Cameroun : une dette flottante record à 1,8 milliard de dollars au premier trimestre 2026
Avec un stock d’arriérés intérieurs atteignant près de 1,8 milliard de dollars à la fin du premier trimestre 2026, le Cameroun fait face à un déséquilibre financier persistant entre les engagements contractés et les paiements réellement effectués par le Trésor public. Ce niveau record de dette flottante, composée de factures non réglées dans les délais légaux, impacte directement les fournisseurs, prestataires et créanciers nationaux. À Yaoundé, cette situation relance les interrogations sur la rigueur de la gestion budgétaire et les capacités réelles de l’État à honorer ses obligations dans un contexte de contraction des financements externes.
Une dette flottante devenue le thermomètre des tensions budgétaires
Si le phénomène des arriérés intérieurs n’est pas inédit au Cameroun, son ampleur actuelle reflète une dégradation significative. Avec 1,8 milliard de dollars, cette dette représente une part conséquente des dépenses publiques annuelles, hors remboursement de la dette et salaires. L’État, confronté à des contraintes de trésorerie, retarde délibérément le règlement de certaines dettes pour préserver ses équilibres financiers, reportant ainsi le poids de ces obligations sur le secteur privé local. Cette stratégie, courante dans l’espace CEMAC, équivaut à un emprunt forcé auprès des entreprises camerounaises.
Les conséquences se répercutent en cascade sur les créanciers, majoritairement des PME. Les retards de paiement entraînent des difficultés à honorer les engagements bancaires, perturbent la gestion des salaires et fragilisent la santé financière de ces acteurs économiques. Les banques, exposées via leurs prêts aux fournisseurs de l’État, voient leur taux de créances douteuses augmenter mécaniquement. Les autorités monétaires, notamment la Beac et la Commission bancaire de l’Afrique centrale, suivent de près cette interconnexion entre les finances publiques et l’équilibre des établissements financiers.
Un signal d’alerte pour les investisseurs et les institutions financières
L’annonce de ce niveau record intervient alors que le Cameroun négocie la prolongation de son programme avec le Fonds monétaire international et multiplie les émissions de titres publics sur le marché régional de la Beac. Pourtant, la dette flottante est un indicateur clé pour les bailleurs de fonds, au même titre que la dette publique officielle. Son accumulation révèle des dysfonctionnements dans la chaîne de dépense, de l’engagement à l’exécution, et alimente les doutes sur la gouvernance économique du pays.

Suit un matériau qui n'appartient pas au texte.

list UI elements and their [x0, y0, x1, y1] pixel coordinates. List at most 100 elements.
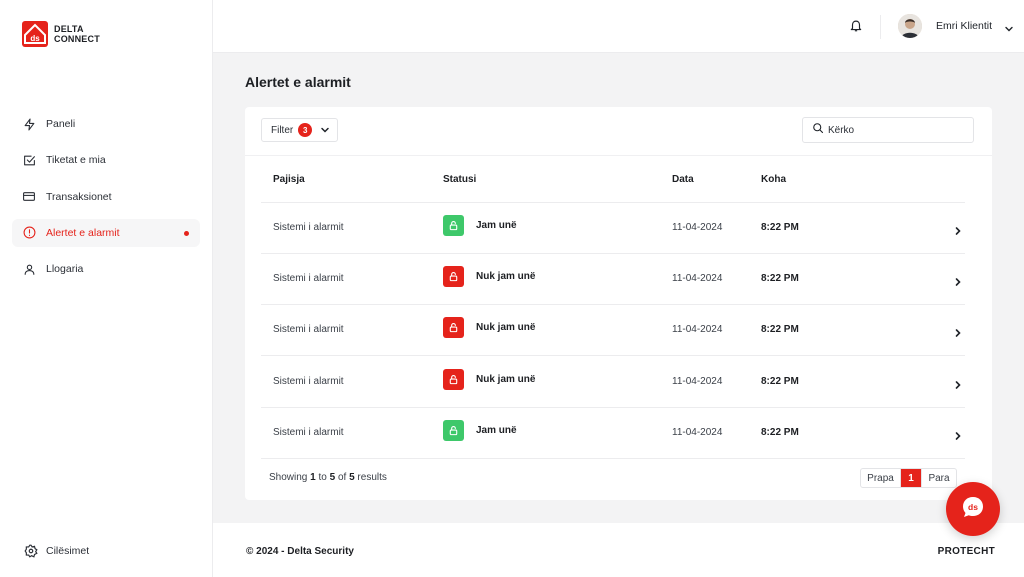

Les tentatives passées de résorption des arriérés ont donné des résultats mitigés. Plutôt que de diminuer, le stock de dette flottante se reconstitue d’un trimestre à l’autre. Depuis plusieurs années, des institutions comme la Banque mondiale et le FMI recommandent des mesures structurelles : audits systématiques des arriérés, limitation des engagements non maîtrisés et modernisation du système de gestion des finances publiques.
Les répercussions sur l’économie réelle et les marchés publics
Au-delà des chiffres macroéconomiques, la dette flottante entrave le fonctionnement de la commande publique. Les entreprises, conscientes des retards de paiement, intègrent une marge de risque dans leurs propositions, ce qui renchérit le coût des marchés publics. Certaines renoncent même à soumissionner, réduisant ainsi la concurrence et la qualité des prestations. Paradoxalement, le secteur productif national, censé bénéficier de l’effet levier de la dépense publique, en subit les effets pervers.
Le secteur du BTP, principal créancier de l’État pour les infrastructures, illustre parfaitement cette dynamique. Les retards sur les chantiers routiers, le ralentissement des projets d’équipement et l’accumulation de contentieux devant les tribunaux administratifs génèrent des coûts indirects qui s’ajoutent au montant nominal des arriérés. Les secteurs de la santé et de l’éducation, également touchés par ces retards de paiement, subissent des perturbations dans leurs approvisionnements.
La question de l’avenir de cette dette flottante reste entière. Le gouvernement camerounais a promis de ramener ce stock à un niveau compatible avec les engagements régionaux et internationaux. Pourtant, avec une croissance économique modérée et des recettes fiscales sous tension en 2026, l’objectif s’avère complexe. Sans une refonte profonde de la chaîne de dépense, la dette flottante pourrait bien devenir un marqueur permanent de la fragilité budgétaire du Cameroun, première économie de la CEMAC.